Even at the Schuylkill’s headwaters, Korbobo saw a speck of pink in a sample that’s yet to be analyzed with FTIR. “It’s been eye-opening,” she said.

As we wait to learn more about microplastics’ effects on human health, their impact on aquatic ecosystems should already be cause for concern, Balmonte said. In water, microplastics attract dense colonies of biofilm that form anoxic patches—areas depleted of dissolved oxygen, which serve as welcoming environments for harmful microbes. In the study, Balmonte is focused on three types, in particular: those that convert mercury into the neurotoxin methyl mercury; those that produce microcystin, a carcinogen; and those that carry antibiotic-resistant genes.

“For the public community and the local community, I think it’s very important that people know what’s going on in their local waterways,” Balmonte said, “even if they can’t see it.”

At both Ursinus and Lehigh, the researchers will continue sampling the Perkiomen and the Schuylkill over the next two years as they work to develop a deeper understanding of the scale of the microplastic problem. In time, Korbobo will compile all the information they gather into an open-source database that can inform future research and offer community members and policymakers a window into the state of the local waterways.

Students of Dr. Bove collect and measure crayfish in the Perkiomen Creek for research. - June 25, 2024 Lloyd, Emily Lybashev ’25, and Ivy Foster ’25 consult on their work. Students of Dr. Bove collect and measure crayfish in the Perkiomen Creek for research. - June 25, 2024 Over the summer, Dr. Bove and Summer Fellows went to the Perkiomen to draw samples using a CAMP (Capture Apparatus for Microplastics) that allows them to gauge how contamination changes over time.

The researchers are also planning citizen science days, where they can teach community members about microplastics and water sampling protocols so they can contribute their own findings. The grant funds collaboration with the Da Vinci Science Center and the Master Watershed Steward Program that will support that effort.

In the midst of a global plastics crisis, the research will shed light for the first time on some of the local implications of all that pollution.

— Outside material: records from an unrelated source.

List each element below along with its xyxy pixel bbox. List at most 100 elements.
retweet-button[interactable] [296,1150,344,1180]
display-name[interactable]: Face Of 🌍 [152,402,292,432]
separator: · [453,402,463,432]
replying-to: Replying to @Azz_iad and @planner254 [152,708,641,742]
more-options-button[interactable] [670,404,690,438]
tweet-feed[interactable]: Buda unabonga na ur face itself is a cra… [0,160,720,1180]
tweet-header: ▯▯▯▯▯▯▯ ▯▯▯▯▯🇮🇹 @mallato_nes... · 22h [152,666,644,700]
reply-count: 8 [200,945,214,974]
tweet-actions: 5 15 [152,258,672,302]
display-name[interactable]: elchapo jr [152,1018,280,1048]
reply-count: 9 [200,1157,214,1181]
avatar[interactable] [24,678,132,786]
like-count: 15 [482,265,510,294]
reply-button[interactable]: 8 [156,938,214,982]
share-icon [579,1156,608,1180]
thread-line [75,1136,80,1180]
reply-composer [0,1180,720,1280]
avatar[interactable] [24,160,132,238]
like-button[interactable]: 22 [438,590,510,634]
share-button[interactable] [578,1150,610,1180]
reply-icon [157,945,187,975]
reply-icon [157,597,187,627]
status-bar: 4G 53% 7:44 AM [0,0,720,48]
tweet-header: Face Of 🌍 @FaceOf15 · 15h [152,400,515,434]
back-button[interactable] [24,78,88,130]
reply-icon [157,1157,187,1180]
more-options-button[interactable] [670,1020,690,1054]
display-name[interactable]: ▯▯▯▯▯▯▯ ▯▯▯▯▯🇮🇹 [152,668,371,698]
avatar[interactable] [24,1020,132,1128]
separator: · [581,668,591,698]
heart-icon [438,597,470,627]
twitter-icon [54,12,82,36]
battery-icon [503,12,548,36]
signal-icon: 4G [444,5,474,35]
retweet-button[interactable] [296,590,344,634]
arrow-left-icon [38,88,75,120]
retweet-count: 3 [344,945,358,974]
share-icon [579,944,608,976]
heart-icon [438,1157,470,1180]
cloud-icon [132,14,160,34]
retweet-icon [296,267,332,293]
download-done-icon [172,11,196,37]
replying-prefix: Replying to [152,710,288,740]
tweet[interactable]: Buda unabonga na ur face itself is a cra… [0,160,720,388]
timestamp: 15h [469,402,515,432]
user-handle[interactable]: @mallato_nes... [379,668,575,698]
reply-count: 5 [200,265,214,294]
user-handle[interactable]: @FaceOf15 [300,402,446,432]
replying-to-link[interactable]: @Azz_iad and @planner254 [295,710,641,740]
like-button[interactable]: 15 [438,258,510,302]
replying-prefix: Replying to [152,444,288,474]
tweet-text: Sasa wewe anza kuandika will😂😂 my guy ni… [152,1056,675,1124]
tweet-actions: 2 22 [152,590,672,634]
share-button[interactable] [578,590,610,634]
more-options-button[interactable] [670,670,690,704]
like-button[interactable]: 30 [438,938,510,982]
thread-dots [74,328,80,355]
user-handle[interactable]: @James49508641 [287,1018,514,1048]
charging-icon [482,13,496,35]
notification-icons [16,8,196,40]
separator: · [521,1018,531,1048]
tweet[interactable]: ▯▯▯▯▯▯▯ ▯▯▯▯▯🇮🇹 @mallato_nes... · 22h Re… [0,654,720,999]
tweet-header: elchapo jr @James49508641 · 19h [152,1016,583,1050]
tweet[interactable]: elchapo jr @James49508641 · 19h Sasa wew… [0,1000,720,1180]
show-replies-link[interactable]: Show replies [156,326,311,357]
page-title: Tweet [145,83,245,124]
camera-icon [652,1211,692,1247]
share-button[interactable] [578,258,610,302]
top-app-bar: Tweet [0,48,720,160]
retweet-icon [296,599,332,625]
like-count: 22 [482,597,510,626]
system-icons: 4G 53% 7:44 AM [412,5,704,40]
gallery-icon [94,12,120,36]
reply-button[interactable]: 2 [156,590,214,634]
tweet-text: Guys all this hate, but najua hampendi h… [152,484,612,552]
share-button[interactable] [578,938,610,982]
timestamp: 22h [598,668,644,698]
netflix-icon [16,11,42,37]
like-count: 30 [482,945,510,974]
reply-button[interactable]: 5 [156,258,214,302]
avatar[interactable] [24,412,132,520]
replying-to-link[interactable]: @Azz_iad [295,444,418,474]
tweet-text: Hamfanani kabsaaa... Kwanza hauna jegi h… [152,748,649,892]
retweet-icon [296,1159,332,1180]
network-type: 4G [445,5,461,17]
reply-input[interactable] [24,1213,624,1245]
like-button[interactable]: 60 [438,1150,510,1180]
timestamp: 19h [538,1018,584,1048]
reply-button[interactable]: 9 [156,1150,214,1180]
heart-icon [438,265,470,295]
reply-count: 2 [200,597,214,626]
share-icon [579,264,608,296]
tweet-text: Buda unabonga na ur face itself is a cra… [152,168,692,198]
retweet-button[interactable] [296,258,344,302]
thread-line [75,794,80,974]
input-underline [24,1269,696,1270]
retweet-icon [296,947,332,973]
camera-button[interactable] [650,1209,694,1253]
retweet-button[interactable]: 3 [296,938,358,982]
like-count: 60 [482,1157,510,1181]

“This is an emerging contaminant we don’t know a lot about,” Korbobo said of microplastics. “It’s important to see how the influx of this pollutant is actually happening in different areas of the watershed to hopefully influence lawmakers that single-use plastics are not things we should be using in the future.”

It’s too early for Bove and Balmonte to report any findings from their work, but they believe it will help demonstrate the prevalence and potential harm of microplastic pollution in the region’s aquatic ecosystems.

“Even if you can’t see them,” Bove said, “it doesn’t mean they’re not impacting you.”

Bove said she was given a great deal of freedom as an undergraduate, becoming one of those rare students to publish her research. At Ursinus, she wants to give the same opportunity to her students to explore their own curiosity. This fall, her lab is set to expand from three members to eight, bringing in more students like Lybashev and Lloyd, an environment and sustainability major who came to Ursinus hoping to conduct research in the field. She got her chance this summer and learned that the local waterways are “so much more delicate” than she had imagined, she said.

“I grew up in rural Pennsylvania, so we used the creeks as swimming holes, but you don’t really get the full impact of what humans are doing to the animals in there,” she said.

For Lybashev, her time in the field and in the lab thus far has been “transformative,” solidifying her desire to study human health and to continue research in medical school, she said. While there’s still plenty of work to be done on the project led by Bove and Balmonte, she’s already learned an important lesson about the pollution in local waters and how it’s changing their health.

“Now,” she said, “whenever I go to a lake, I’m not swimming.”